C’est l’histoire d’une famille mexicaine qui a demandé refuge dans l’un des plus grands pays du monde, mais qui vit plutôt cloîtrée dans une église de Sherbrooke depuis maintenant plus de trois mois. Après avoir défié un avis d’expulsion parce qu’ils craignent pour leur vie, les Rodriguez-Flores implorent le ministre de l’Immigration du Canada de leur donner une seconde chance.

Depuis le 8 novembre dernier, la chapelle au sous-sol de l’église unie Plymouth-Trinity à Sherbrooke est devenue une chambre à coucher. C’est ici, en ces murs ornés de boiseries et de vitraux et sous le regard bienveillant d’une Sainte Vierge, que Georgina Flores, Manuel Rodriguez et leur fils de 18 ans,Manolo, s’endorment tous les soirs — lorsqu’ils arrivent à fermer l’œil.

« On est dans l’incertitude. On ne sait pas du tout combien de temps on va être ici », soupire Georgina Flores, bien calée dans un fauteuil rouge à l’allure d’un trône.

À présent si près de Dieu, et pourtant, la famille Rodriguez-Flores n’a pas moins vécu l’enfer.

Photo: Myriam Leblond Le Devoir La famille Rodriguez-Flores

Un enfer qui a commencé dans une ville mexicaine de l’État de Coahuila contrôlée par les cartels de la drogue, où les séquestrations et les meurtres sont monnaie courante. Georgina Flores, une ingénieure passionnée de cuisine, avait délaissé sa carrière pour ouvrir un restaurant. « [Les trafiquants] nous ont offert d’y vendre de la drogue, mais on a refusé », explique-t-elle, en racontant avoir été victime de plusieurs tentatives d’extorsion, dont des appels clamant faussement l’enlèvement de sa fille contre rançon. « Ils ont brûlé une partie de mon local. »

C’était en 2018. Georgina, son mari et son fils — sa fille, majeure, a voulu rester au Mexique avec son mari et son enfant — ont pris un aller simple pour le Canada. Après l’obtention des permis de travail en mai 2019, le couple a enchaîné les emplois, principalement dans l’entretien ménager, à Sherbrooke, où il s’était installé. Canac, Canadian Tire, Super C. « Le matin, on étudiait le français, et en après-midi, on faisait le ménage », explique la mère de famille, qui a aussi été femme de chambre dans un hôtel.

Des anges à la rescousse

En novembre 2019, alors que la famille s’attendait à obtenir une réponse positive à sa demande d’asile, une convocation au bureau sherbrookois de l’Agence des services frontaliers du Canada a laissé présager le pire. Des agents l’ont en effet informée que la demande d’asile était irrecevable et qu’elle serait renvoyée au Mexique. Il ne leur restait plus qu’un dernier recours, soit l’examen des risques avant renvoi (ERAR), un processus ayant un très faible taux de succès.

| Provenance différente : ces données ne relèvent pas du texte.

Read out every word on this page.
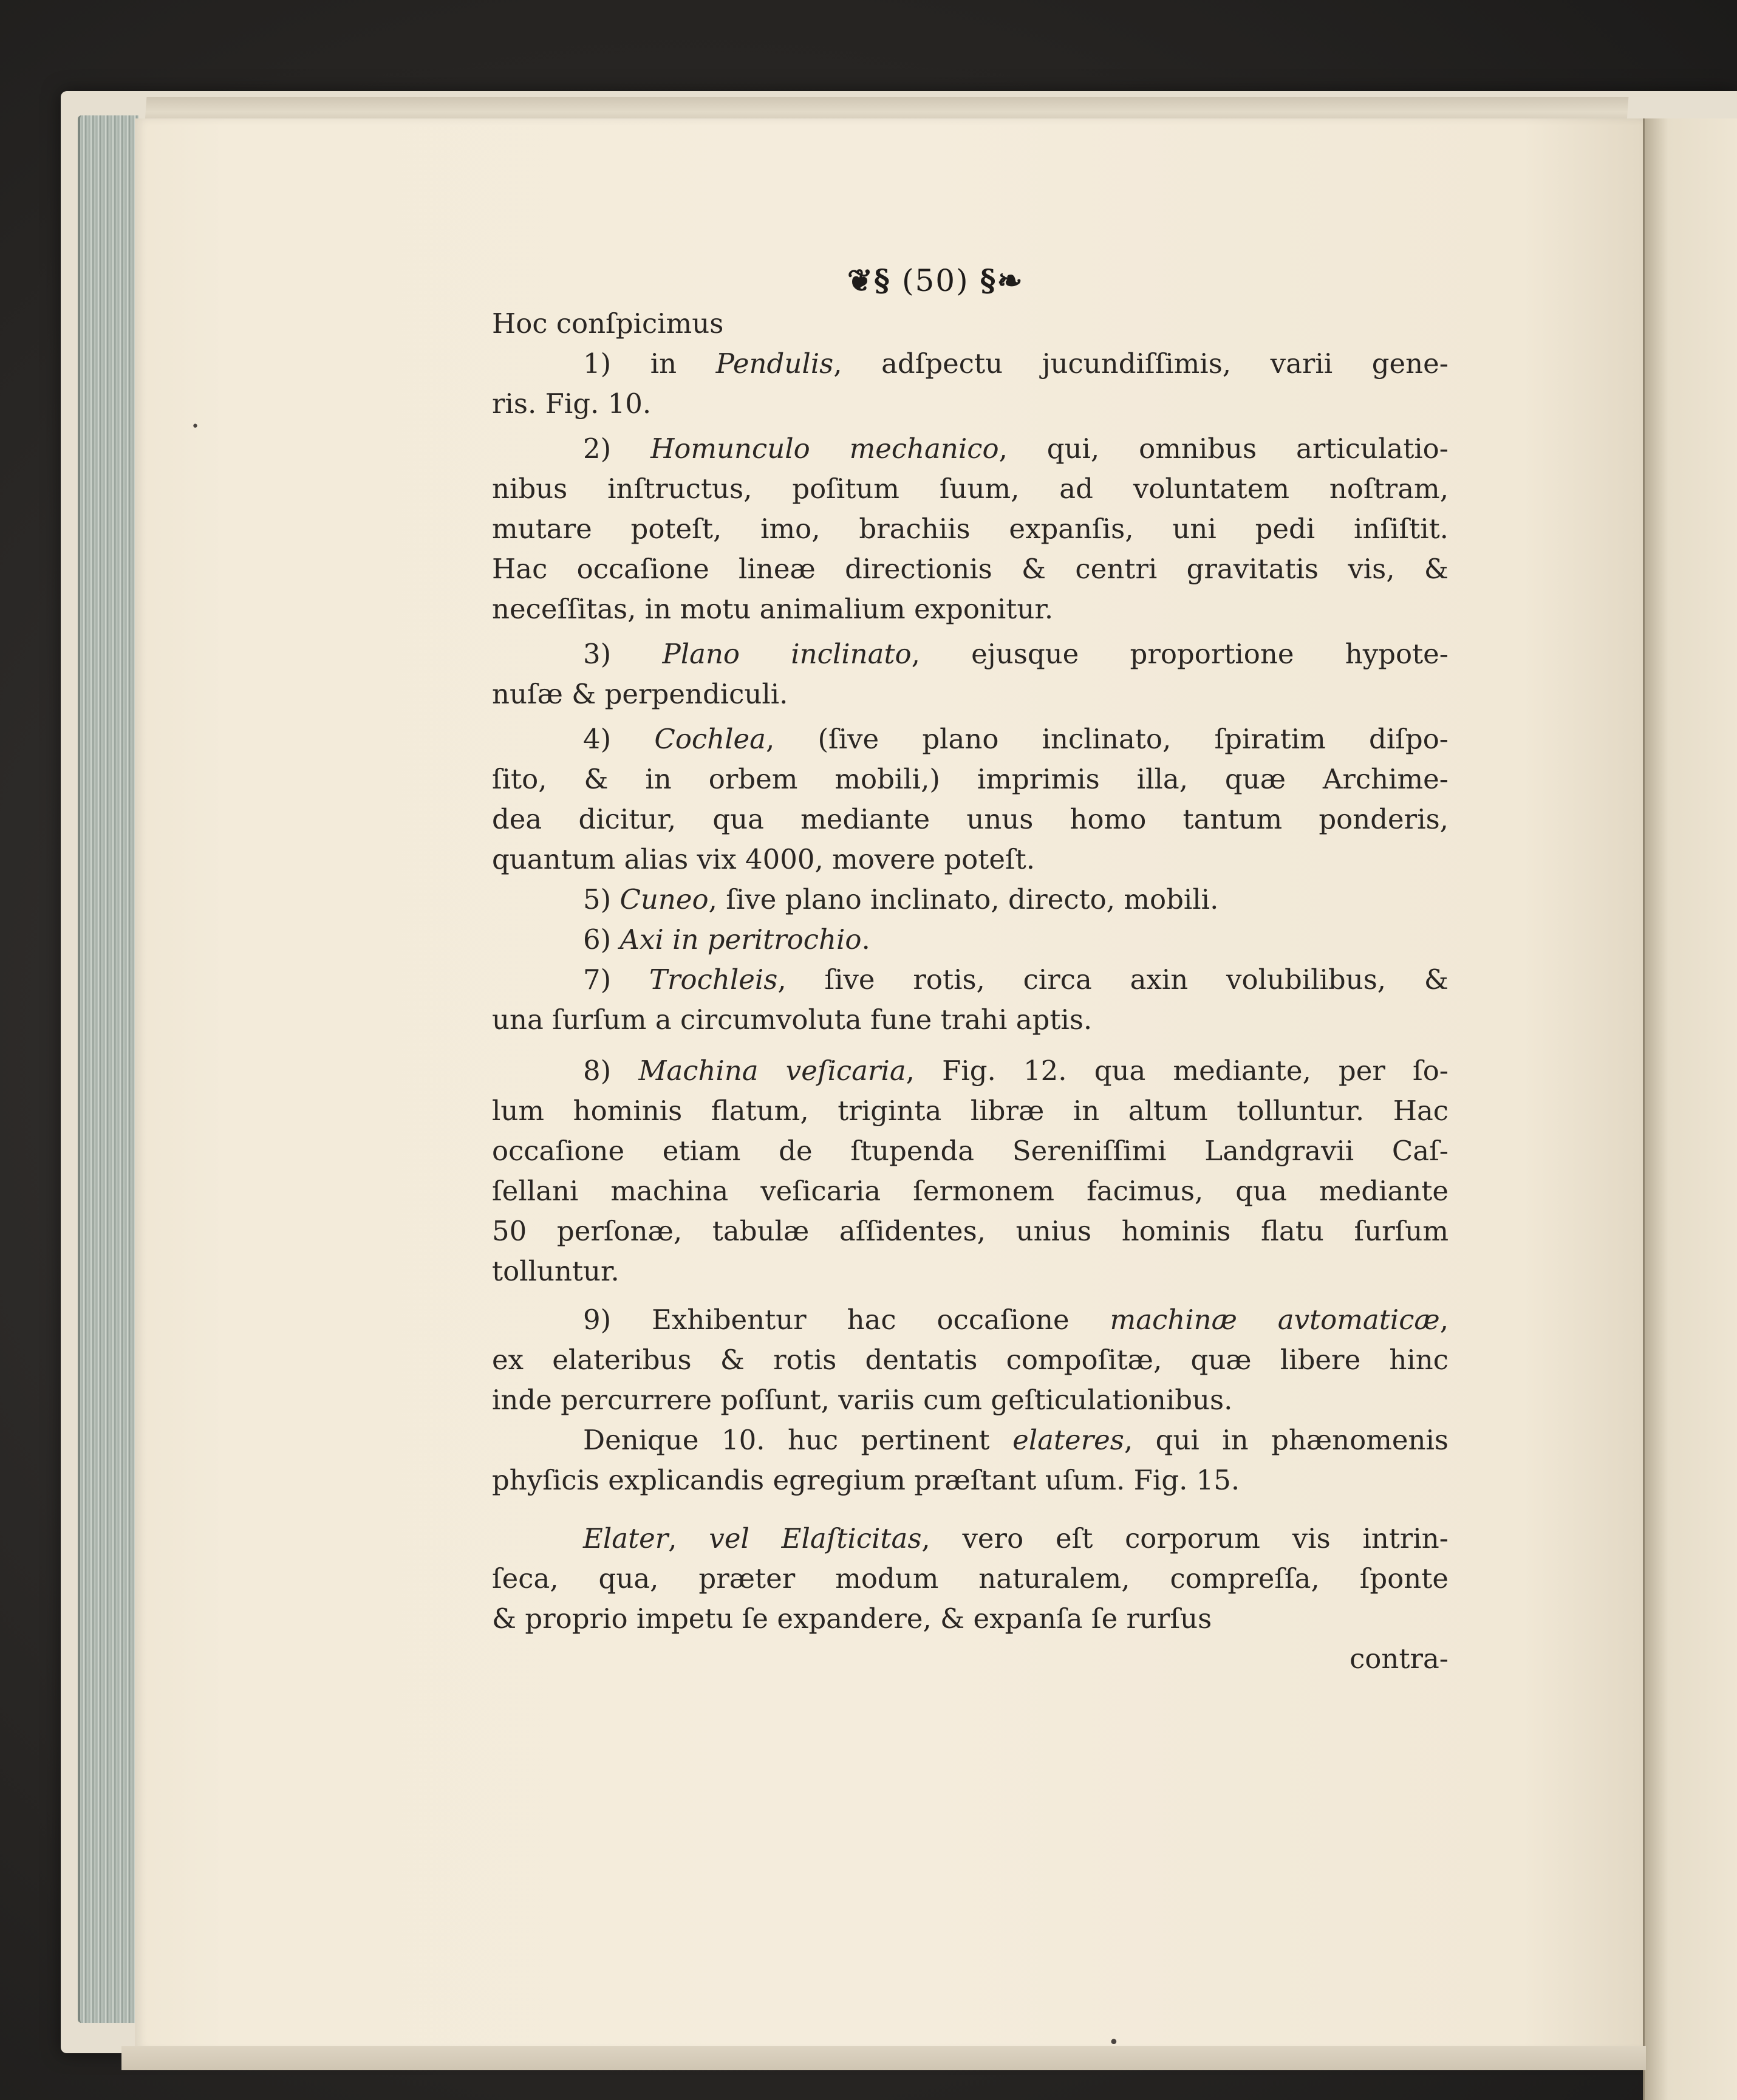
❦§ (50) §❧

Hoc conſpicimus

1) in Pendulis, adſpectu jucundiſſimis, varii gene-
ris. Fig. 10.
2) Homunculo mechanico, qui, omnibus articulatio-
nibus inſtructus, poſitum ſuum, ad voluntatem noſtram,
mutare poteſt, imo, brachiis expanſis, uni pedi inſiſtit.
Hac occaſione lineæ directionis & centri gravitatis vis, &
neceſſitas, in motu animalium exponitur.
3) Plano inclinato, ejusque proportione hypote-
nuſæ & perpendiculi.
4) Cochlea, (ſive plano inclinato, ſpiratim diſpo-
ſito, & in orbem mobili,) imprimis illa, quæ Archime-
dea dicitur, qua mediante unus homo tantum ponderis,
quantum alias vix 4000, movere poteſt.
5) Cuneo, ſive plano inclinato, directo, mobili.
6) Axi in peritrochio.
7) Trochleis, ſive rotis, circa axin volubilibus, &
una ſurſum a circumvoluta fune trahi aptis.
8) Machina veſicaria, Fig. 12. qua mediante, per ſo-
lum hominis flatum, triginta libræ in altum tolluntur. Hac
occaſione etiam de ſtupenda Sereniſſimi Landgravii Caſ-
ſellani machina veſicaria ſermonem facimus, qua mediante
50 perſonæ, tabulæ aſſidentes, unius hominis flatu ſurſum
tolluntur.
9) Exhibentur hac occaſione machinæ avtomaticæ,
ex elateribus & rotis dentatis compoſitæ, quæ libere hinc
inde percurrere poſſunt, variis cum geſticulationibus.
Denique 10. huc pertinent elateres, qui in phænomenis
phyſicis explicandis egregium præſtant uſum. Fig. 15.
Elater, vel Elaſticitas, vero eſt corporum vis intrin-
ſeca, qua, præter modum naturalem, compreſſa, ſponte
& proprio impetu ſe expandere, & expanſa ſe rurſus
contra-
•
•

Deux ans plus tard, soit le 7 octobre 2021, les Rodriguez-Flores ont reçu une autre mauvaise nouvelle : l’ERAR était refusé, et ils seraient expulsés un mois plus tard. Et comme un malheur n’arrive jamais seul, ils ont aussi appris que leur avocate ne pouvait plus s’occuper d’eux. « C’est là qu’a commencé notre film », raconte Georgina Flores. Un film qui met en scène une communauté d’anges qui s’est lancée dans un branle-bas de combat pour que la famille puisse rester.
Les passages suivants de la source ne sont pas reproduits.